We got here by overnight train. A lot of the trains have been diverted to the earthquake area to help in the relief effort, so we were lucky that not only was our train not cancelled, but it was a new, smooth-ride, high class train. We had high-class berths, too, what are called "soft sleepers." Chinese overnight trains have 3 classes: soft sleeper, hard sleeper, and seat. Soft sleepers have quilts, matresses, pillows. Quite comfy, four to a compartment, with a toilet at either end of the car. (The other two classes are exactly what they sound like, by the way.) It was lovely, very reassuring and secure lying there cuddled in my berth.

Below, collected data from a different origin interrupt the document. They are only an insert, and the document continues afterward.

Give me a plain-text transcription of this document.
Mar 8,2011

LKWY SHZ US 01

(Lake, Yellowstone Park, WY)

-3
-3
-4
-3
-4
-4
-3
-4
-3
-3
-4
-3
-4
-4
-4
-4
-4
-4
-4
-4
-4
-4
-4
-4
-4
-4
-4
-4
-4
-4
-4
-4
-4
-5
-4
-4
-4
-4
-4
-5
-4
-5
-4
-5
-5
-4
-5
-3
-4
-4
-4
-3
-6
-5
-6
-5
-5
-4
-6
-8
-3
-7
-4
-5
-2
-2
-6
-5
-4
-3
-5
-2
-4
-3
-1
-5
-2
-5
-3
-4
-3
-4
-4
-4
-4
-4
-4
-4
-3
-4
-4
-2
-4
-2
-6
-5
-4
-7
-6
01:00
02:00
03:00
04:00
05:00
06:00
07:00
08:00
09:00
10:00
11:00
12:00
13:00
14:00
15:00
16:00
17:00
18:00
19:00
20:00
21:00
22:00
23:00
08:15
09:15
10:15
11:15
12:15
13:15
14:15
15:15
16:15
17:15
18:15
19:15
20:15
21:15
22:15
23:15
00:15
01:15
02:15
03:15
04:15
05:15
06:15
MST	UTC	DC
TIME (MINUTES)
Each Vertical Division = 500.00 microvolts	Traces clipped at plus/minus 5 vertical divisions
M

The highlight of our stay here, to me, was a visit to an underground tomb on the edge of the desert with beautiful painted bricks depicting everyday life in the Han dynasty. I don't have photos -- not allowed -- but when I get back I'll find a link for you. The vast numbers of tombs, excavated and unexcavated, even as-yet-undiscovered, is staggering. Dynasty after dynasty, these were cultures that buried the dead with possessions for the afterlife (what my friend Charles calls "tomb trash") and out here in the desert even the wood and cloth sometimes survive for over a thousand years. The painters and potters, weavers, embroiderers, and bronze-makers, were extraordinary artists, and what they created so long ago is not only breathtaking in its age and intimacy with people so long gone, it's flat-out beautiful.